If you’re looking to buy a wetsuit I’d recommend either going to a local supermarket (if you’re looking for a cheap of the shelf option) or a local wetsuit retailer such as Boardwise based in Cannock (local to Whitemoor Lakes) or if you know exactly what you want, WetsuitOutlet is a great online retailer. 

Are you focusing specifically on kayaking or canoeing?

Specific Gear

So now we get into the realms of more expensive gear, specific to paddlesports. There are various options to choose from:

  • Dry suits are all in one oversuits worn over the top of appropriate clothing, you have the option to wear thicker clothing in the winter seasons and thinner clothing during summer so it can be worn all year around. It should keep you 100% dry underneath although this depends of the quality of the suit. There are various types on the market some designed specifically for kayaking or canoeing.
Dry Suit from Northeast Kayaks
  • Cag tops are made out of the same material as a dry suit but have a gasket at the waist so purely keep your top half dry, again you can wear normal clothing underneath. Some cags are semi-dry which usually means that one or more of the seals around your wrist or neck are neoprene rather than latex (neoprene is more comfortable against the skin however it can let water through whereas latex can’t). 
Cag top from Northeast Kayaks
  • Dry bottoms are made out of the same material as a dry suit and have a gasket at the waist and keep your bottom half dry. Some dry bottoms come with fabric feet, some come with ankle gaskets allowing you to choose whichever works best with the other kit you own. 
Dry Bottoms from Desperate Measures

Usually cags and dry bottoms are worn as a two piece system so in effect are almost as good as a dry suit. However they will never fully seal you against the water like a dry suit but they are most cost effective and more adaptable depending on the climate and the circumstances. 

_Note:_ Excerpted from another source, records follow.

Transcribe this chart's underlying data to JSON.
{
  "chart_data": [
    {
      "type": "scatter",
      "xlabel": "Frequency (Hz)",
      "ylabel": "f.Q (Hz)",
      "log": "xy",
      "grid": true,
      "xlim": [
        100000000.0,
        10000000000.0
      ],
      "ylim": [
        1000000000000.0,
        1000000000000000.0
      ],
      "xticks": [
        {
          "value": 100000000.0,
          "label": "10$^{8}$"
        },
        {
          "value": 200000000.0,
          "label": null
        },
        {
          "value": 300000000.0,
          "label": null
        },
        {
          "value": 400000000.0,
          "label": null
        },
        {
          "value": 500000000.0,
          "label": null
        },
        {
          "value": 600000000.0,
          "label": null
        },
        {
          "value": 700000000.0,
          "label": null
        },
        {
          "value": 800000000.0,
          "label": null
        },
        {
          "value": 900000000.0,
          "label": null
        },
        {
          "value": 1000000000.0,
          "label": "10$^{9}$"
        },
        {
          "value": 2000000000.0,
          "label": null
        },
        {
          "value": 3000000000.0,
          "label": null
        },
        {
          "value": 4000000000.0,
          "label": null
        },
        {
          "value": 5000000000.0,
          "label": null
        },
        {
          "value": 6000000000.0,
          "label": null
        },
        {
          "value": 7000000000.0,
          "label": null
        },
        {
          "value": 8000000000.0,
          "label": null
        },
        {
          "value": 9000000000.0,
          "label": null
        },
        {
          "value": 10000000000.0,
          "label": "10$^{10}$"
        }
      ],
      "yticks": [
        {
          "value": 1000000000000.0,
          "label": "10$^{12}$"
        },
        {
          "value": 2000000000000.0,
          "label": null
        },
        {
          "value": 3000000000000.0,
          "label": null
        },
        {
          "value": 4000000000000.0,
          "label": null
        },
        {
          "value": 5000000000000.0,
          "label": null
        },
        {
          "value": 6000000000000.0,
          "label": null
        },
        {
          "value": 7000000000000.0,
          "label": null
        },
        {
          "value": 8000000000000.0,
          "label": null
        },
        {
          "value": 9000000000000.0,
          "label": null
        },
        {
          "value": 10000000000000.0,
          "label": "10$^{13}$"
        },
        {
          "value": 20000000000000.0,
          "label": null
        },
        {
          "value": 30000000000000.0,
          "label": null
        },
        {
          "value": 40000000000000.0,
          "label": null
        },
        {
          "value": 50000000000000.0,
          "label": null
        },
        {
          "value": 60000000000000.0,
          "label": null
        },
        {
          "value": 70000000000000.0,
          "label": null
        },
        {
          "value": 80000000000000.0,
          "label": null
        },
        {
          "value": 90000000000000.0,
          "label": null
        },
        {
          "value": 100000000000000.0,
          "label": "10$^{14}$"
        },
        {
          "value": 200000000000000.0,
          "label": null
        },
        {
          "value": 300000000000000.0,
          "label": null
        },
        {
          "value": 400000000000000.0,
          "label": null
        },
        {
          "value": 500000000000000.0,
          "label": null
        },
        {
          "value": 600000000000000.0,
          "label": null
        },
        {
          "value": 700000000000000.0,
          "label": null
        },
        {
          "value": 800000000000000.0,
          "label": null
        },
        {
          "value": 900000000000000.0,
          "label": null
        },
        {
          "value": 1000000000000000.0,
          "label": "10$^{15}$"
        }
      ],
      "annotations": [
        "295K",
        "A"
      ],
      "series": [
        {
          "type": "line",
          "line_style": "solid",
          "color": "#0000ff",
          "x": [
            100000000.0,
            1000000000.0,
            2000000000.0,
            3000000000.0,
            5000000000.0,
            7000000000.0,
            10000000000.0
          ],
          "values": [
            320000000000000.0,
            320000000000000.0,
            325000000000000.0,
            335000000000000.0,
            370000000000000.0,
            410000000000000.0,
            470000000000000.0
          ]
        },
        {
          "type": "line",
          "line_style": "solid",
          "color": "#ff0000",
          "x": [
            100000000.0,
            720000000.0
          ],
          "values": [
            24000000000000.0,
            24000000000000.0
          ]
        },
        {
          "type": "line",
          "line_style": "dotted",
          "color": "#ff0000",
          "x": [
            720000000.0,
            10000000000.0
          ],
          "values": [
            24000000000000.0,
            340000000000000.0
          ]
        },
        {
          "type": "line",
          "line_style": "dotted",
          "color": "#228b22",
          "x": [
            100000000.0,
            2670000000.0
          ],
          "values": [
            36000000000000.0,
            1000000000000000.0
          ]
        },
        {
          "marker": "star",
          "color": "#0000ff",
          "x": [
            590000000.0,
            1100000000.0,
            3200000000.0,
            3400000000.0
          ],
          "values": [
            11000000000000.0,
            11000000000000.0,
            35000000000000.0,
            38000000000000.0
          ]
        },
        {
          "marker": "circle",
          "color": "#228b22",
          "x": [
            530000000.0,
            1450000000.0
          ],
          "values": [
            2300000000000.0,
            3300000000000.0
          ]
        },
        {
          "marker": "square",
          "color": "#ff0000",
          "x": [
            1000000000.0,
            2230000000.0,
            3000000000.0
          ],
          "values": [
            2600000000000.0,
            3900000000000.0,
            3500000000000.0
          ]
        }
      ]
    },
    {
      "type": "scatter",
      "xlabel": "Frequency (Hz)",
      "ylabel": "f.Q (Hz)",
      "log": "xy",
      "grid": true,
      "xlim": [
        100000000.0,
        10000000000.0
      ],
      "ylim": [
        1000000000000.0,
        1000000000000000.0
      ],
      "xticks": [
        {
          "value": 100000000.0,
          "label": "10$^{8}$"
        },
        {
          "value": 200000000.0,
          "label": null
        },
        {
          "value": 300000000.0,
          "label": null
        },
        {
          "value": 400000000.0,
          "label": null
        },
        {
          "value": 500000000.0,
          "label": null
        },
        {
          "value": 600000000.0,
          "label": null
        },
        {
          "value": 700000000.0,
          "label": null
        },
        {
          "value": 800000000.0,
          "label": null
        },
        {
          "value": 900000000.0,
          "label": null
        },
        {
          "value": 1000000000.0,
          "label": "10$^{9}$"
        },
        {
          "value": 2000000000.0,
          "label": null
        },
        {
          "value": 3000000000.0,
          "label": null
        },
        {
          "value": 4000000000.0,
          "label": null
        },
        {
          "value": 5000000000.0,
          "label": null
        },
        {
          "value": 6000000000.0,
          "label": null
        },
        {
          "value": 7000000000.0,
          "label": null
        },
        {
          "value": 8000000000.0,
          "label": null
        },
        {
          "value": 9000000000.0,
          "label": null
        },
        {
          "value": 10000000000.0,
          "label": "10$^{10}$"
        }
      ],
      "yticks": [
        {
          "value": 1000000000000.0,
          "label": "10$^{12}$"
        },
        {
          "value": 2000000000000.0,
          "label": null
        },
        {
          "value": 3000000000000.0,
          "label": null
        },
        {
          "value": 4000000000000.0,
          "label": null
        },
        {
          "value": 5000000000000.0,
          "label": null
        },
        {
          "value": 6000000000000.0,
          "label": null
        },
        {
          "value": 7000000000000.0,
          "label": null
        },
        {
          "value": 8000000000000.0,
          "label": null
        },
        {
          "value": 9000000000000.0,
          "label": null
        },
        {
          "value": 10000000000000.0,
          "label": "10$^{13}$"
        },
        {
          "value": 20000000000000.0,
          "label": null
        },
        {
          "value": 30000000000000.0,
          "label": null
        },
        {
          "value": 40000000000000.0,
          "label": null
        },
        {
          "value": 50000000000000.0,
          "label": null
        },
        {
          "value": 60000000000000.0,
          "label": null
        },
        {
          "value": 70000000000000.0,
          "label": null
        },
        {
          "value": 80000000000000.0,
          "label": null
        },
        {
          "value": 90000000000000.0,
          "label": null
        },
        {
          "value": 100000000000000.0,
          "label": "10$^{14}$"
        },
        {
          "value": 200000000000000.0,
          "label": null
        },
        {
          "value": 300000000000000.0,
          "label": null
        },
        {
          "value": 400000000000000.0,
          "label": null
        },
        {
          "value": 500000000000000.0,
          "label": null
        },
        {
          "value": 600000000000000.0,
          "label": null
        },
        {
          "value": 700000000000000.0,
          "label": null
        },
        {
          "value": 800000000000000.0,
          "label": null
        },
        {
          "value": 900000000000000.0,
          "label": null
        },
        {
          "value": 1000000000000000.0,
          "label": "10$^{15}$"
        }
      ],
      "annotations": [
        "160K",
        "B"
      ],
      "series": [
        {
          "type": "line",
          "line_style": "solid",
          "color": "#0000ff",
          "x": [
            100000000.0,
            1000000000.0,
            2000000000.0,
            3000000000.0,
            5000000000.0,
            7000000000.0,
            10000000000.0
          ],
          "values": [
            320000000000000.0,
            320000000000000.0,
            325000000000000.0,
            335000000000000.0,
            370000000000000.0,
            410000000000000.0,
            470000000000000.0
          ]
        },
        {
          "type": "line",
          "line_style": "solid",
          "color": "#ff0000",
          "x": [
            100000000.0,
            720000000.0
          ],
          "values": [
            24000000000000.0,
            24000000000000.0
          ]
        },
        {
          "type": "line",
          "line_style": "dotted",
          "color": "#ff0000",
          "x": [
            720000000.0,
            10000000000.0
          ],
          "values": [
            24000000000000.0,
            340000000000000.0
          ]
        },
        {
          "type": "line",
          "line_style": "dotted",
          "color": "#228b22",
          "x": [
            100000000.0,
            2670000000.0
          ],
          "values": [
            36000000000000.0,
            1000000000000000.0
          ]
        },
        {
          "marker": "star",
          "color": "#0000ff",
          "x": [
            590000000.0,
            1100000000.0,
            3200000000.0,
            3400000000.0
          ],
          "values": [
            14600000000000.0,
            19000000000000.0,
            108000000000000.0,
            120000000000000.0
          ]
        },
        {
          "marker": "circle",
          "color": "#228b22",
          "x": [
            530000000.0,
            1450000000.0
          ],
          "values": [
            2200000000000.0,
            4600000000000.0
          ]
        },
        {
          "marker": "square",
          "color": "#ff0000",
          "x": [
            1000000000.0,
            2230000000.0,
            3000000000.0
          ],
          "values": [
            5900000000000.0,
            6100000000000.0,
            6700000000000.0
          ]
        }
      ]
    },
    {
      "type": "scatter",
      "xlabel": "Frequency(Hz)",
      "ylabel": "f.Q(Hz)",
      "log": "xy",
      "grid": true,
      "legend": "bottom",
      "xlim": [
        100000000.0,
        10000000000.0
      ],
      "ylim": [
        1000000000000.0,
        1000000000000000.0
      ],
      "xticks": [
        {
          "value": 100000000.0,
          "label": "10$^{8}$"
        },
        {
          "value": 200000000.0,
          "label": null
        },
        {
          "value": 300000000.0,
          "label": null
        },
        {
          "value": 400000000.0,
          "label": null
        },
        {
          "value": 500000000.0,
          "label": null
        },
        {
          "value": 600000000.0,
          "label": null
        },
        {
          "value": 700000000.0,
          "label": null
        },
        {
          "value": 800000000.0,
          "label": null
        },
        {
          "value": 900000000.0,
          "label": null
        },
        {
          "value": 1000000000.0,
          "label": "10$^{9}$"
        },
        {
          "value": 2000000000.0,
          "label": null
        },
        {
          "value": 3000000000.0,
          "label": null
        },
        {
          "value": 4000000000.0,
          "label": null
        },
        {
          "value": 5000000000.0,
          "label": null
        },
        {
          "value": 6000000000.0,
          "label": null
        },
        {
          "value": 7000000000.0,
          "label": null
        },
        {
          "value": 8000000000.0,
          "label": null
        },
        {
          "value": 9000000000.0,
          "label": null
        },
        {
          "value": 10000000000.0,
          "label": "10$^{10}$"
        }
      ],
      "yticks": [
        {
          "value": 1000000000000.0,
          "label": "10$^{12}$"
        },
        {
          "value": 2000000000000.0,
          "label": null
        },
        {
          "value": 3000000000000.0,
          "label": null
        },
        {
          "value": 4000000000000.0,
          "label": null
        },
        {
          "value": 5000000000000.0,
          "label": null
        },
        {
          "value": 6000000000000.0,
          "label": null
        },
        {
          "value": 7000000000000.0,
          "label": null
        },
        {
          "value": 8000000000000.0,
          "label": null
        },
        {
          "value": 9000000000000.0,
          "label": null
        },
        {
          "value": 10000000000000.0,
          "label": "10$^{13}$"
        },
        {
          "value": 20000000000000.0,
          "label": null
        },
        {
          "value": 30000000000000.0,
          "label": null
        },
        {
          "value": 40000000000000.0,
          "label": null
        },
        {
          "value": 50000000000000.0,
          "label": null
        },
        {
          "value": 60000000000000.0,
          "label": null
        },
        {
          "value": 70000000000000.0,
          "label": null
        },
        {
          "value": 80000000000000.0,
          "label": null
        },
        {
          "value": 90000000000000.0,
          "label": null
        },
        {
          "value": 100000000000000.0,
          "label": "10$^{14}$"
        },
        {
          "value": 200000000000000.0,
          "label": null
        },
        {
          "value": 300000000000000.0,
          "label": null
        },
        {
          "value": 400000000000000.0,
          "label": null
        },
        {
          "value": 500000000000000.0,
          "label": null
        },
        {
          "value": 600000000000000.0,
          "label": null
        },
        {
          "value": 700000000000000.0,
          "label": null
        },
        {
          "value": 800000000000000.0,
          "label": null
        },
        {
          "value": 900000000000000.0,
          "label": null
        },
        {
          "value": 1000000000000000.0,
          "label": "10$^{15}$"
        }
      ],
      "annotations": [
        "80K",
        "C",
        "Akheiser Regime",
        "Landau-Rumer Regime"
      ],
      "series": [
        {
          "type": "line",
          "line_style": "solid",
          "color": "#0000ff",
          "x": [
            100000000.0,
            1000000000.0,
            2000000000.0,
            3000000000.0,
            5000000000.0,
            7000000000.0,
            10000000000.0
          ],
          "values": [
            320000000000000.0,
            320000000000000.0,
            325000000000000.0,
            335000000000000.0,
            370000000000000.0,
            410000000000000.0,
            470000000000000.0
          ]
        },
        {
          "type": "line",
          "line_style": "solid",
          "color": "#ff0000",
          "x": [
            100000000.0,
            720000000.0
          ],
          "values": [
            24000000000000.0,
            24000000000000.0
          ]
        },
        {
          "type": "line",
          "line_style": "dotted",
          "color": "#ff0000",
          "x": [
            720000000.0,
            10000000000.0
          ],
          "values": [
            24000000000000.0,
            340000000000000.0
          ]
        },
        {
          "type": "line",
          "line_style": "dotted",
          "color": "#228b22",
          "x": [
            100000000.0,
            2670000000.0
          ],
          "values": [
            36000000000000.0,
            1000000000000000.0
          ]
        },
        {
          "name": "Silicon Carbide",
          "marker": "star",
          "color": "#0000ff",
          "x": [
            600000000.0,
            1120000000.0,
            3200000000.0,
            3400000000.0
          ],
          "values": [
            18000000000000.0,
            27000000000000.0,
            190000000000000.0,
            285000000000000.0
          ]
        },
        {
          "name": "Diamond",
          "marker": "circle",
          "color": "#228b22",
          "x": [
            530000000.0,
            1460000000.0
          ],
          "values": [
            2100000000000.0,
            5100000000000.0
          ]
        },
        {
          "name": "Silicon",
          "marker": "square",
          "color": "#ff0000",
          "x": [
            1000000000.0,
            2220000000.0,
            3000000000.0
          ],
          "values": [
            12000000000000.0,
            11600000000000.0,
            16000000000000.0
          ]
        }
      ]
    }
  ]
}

  • Neoprene shorts and trousers are an adaptable bit of kit that are normally worn with a cag rather than normal shorts or dry bottoms, they’re a cheaper alternative to dry bottoms and they offer some protection for the lower body. 
Neoprene Trousers from Desperate Measures

I’d recommend various companies for specific gear which all have physical shops as well as the option to buy online such as Robin Hood WatersportsNorth East Kayaks or Desperate Measures

We really hope that this simple guide of what to wear on the water will help you chose your kit more wisely. Obviously this is a really basic guide but hopefully it’ll point you in the right direction. Keep your eyes peeled for further blogs.